The study, published in the journal Nature Communications, showed that an estimated 518,000 deaths could have been averted if the 20 countries in the study, including Kenya, Afghanistan and Bolivia, had the same access to vaccines as the US.
Delayed vaccination campaigns also meant that some of the countries extended "non-pharmaceutical interventions" such as school, restaurant and business closures for longer periods of time than higher income countries, said Professor Alessandro Vespignani at Northeastern University in the US.
The estimation that "thousands and thousands" of lives were lost to vaccine inequity was a "punch in the stomach", Vespignani said.
In the study, a team of scientists used a computational epidemic model to estimate how many deaths would have been averted in the 20 countries, if they had received the Covid-19 vaccines at the same time as the US and other high income countries and in comparable quantities.
The results estimated that more than 50 per cent of deaths that occurred in the analysed countries could have been averted.
"For more than half of the countries, the percentage of deaths averted exceeds 70 per cent, with peaks above 90 per cent for Afghanistan and Uganda," the paper said.

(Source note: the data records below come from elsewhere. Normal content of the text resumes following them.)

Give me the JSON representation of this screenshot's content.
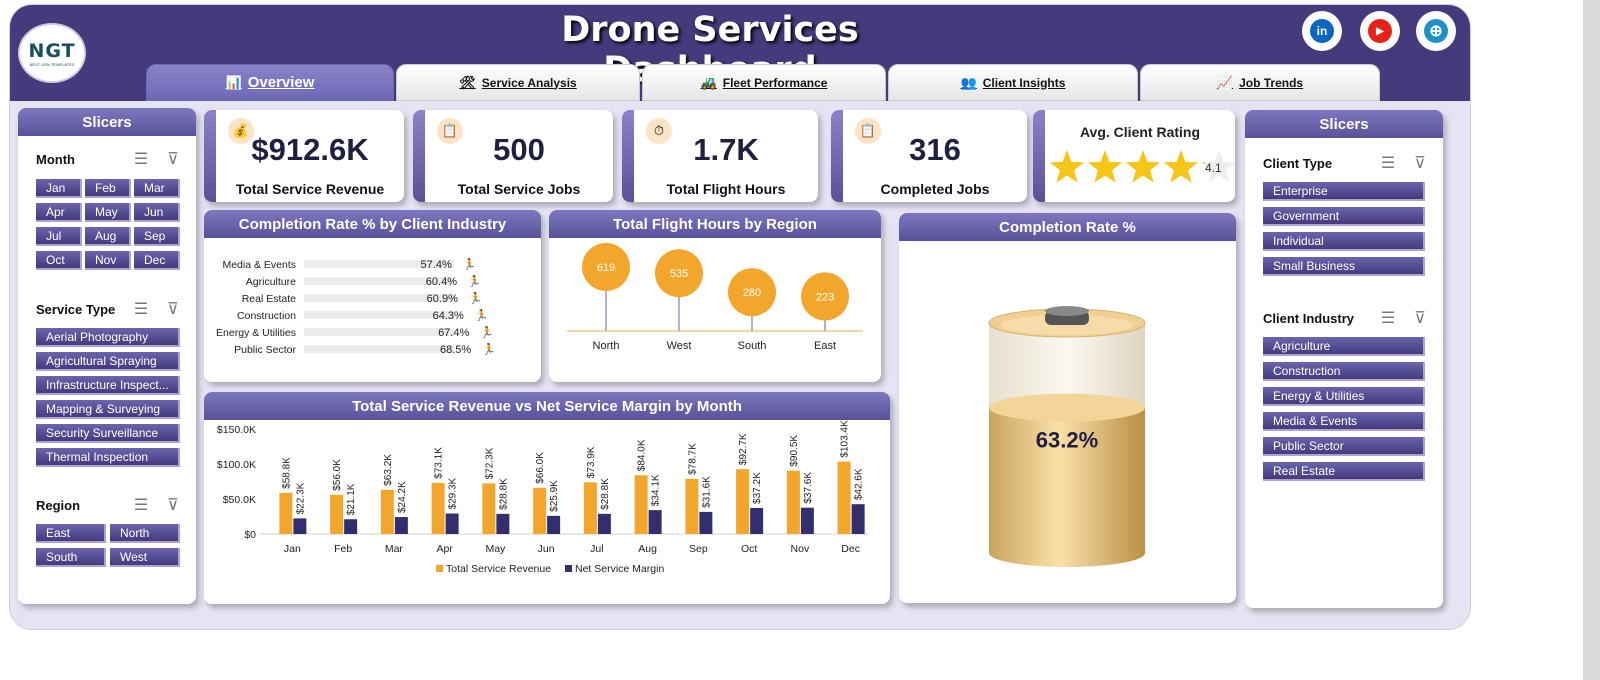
{
  "header": {
    "title": "Drone Services Dashboard",
    "logo_text": "NGT",
    "logo_sub": "NEXT GEN TEMPLATES",
    "social": [
      {
        "name": "linkedin-icon",
        "glyph": "in",
        "color": "#0a66c2"
      },
      {
        "name": "youtube-icon",
        "glyph": "▶",
        "color": "#e62117"
      },
      {
        "name": "globe-icon",
        "glyph": "⊕",
        "color": "#1e90c8"
      }
    ]
  },
  "tabs": [
    {
      "label": "Overview",
      "icon": "📊",
      "active": true
    },
    {
      "label": "Service Analysis",
      "icon": "🛠"
    },
    {
      "label": "Fleet Performance",
      "icon": "🚜"
    },
    {
      "label": "Client Insights",
      "icon": "👥"
    },
    {
      "label": "Job Trends",
      "icon": "📈"
    }
  ],
  "left_slicers": {
    "title": "Slicers",
    "month": {
      "label": "Month",
      "items": [
        "Jan",
        "Feb",
        "Mar",
        "Apr",
        "May",
        "Jun",
        "Jul",
        "Aug",
        "Sep",
        "Oct",
        "Nov",
        "Dec"
      ]
    },
    "service_type": {
      "label": "Service Type",
      "items": [
        "Aerial Photography",
        "Agricultural Spraying",
        "Infrastructure Inspect...",
        "Mapping & Surveying",
        "Security Surveillance",
        "Thermal Inspection"
      ]
    },
    "region": {
      "label": "Region",
      "items": [
        "East",
        "North",
        "South",
        "West"
      ]
    }
  },
  "right_slicers": {
    "title": "Slicers",
    "client_type": {
      "label": "Client Type",
      "items": [
        "Enterprise",
        "Government",
        "Individual",
        "Small Business"
      ]
    },
    "client_industry": {
      "label": "Client Industry",
      "items": [
        "Agriculture",
        "Construction",
        "Energy & Utilities",
        "Media & Events",
        "Public Sector",
        "Real Estate"
      ]
    }
  },
  "kpis": [
    {
      "value": "$912.6K",
      "label": "Total Service Revenue",
      "icon": "💰"
    },
    {
      "value": "500",
      "label": "Total Service Jobs",
      "icon": "📋"
    },
    {
      "value": "1.7K",
      "label": "Total Flight Hours",
      "icon": "⏱"
    },
    {
      "value": "316",
      "label": "Completed Jobs",
      "icon": "📋"
    }
  ],
  "rating": {
    "label": "Avg. Client Rating",
    "value": "4.1",
    "score": 4.1,
    "max": 5,
    "star_color": "#f5c518"
  },
  "completion_chart_title": "Completion Rate % by Client Industry",
  "flight_chart_title": "Total Flight Hours by Region",
  "gauge": {
    "title": "Completion Rate %",
    "value_label": "63.2%",
    "fraction": 0.632
  },
  "revenue_chart_title": "Total Service Revenue vs Net Service Margin by Month",
  "chart_data": [
    {
      "type": "bar",
      "title": "Completion Rate % by Client Industry",
      "categories": [
        "Media & Events",
        "Agriculture",
        "Real Estate",
        "Construction",
        "Energy & Utilities",
        "Public Sector"
      ],
      "values": [
        57.4,
        60.4,
        60.9,
        64.3,
        67.4,
        68.5
      ],
      "labels": [
        "57.4%",
        "60.4%",
        "60.9%",
        "64.3%",
        "67.4%",
        "68.5%"
      ]
    },
    {
      "type": "scatter",
      "title": "Total Flight Hours by Region",
      "categories": [
        "North",
        "West",
        "South",
        "East"
      ],
      "values": [
        619,
        535,
        280,
        223
      ],
      "color": "#f2a62b"
    },
    {
      "type": "bar",
      "title": "Total Service Revenue vs Net Service Margin by Month",
      "categories": [
        "Jan",
        "Feb",
        "Mar",
        "Apr",
        "May",
        "Jun",
        "Jul",
        "Aug",
        "Sep",
        "Oct",
        "Nov",
        "Dec"
      ],
      "series": [
        {
          "name": "Total Service Revenue",
          "color": "#f2a62b",
          "values": [
            58.8,
            56.0,
            63.2,
            73.1,
            72.3,
            66.0,
            73.9,
            84.0,
            78.7,
            92.7,
            90.5,
            103.4
          ],
          "labels": [
            "$58.8K",
            "$56.0K",
            "$63.2K",
            "$73.1K",
            "$72.3K",
            "$66.0K",
            "$73.9K",
            "$84.0K",
            "$78.7K",
            "$92.7K",
            "$90.5K",
            "$103.4K"
          ]
        },
        {
          "name": "Net Service Margin",
          "color": "#332f6e",
          "values": [
            22.3,
            21.1,
            24.2,
            29.3,
            28.8,
            25.9,
            28.8,
            34.1,
            31.6,
            37.2,
            37.6,
            42.6
          ],
          "labels": [
            "$22.3K",
            "$21.1K",
            "$24.2K",
            "$29.3K",
            "$28.8K",
            "$25.9K",
            "$28.8K",
            "$34.1K",
            "$31.6K",
            "$37.2K",
            "$37.6K",
            "$42.6K"
          ]
        }
      ],
      "yticks": [
        "$150.0K",
        "$100.0K",
        "$50.0K",
        "$0"
      ],
      "ylim": [
        0,
        150
      ]
    }
  ]
}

In a second "what if" scenario, the team also looked at what would have happened if the nations had received the vaccines earlier, but in no greater amount.
"Even without increasing the number of doses, we estimate an important fraction of deaths (6 per cent to 50 per cent) could have been averted".
The team said that while health agencies such as the Covid-19 Global Vaccine Access (COVAX) programme anticipated the problem and tried to address it but failed to do so in time,.
In addition, shortage of frontline health workers, limited funding and lack of infrastructure for vaccine delivery acted as barriers to accelerated vaccine delivery in low and lower middle income countries.
Besides being "very costly in terms of life," vaccine inequity encourages the circulation of pathogens in countries where a large percentage of people are not inoculated, Vespignani said.
The scientists called for development of a system for timely vaccine doses and ease of delivery, both logistic and manufacturing capacity, in the case of another pandemic.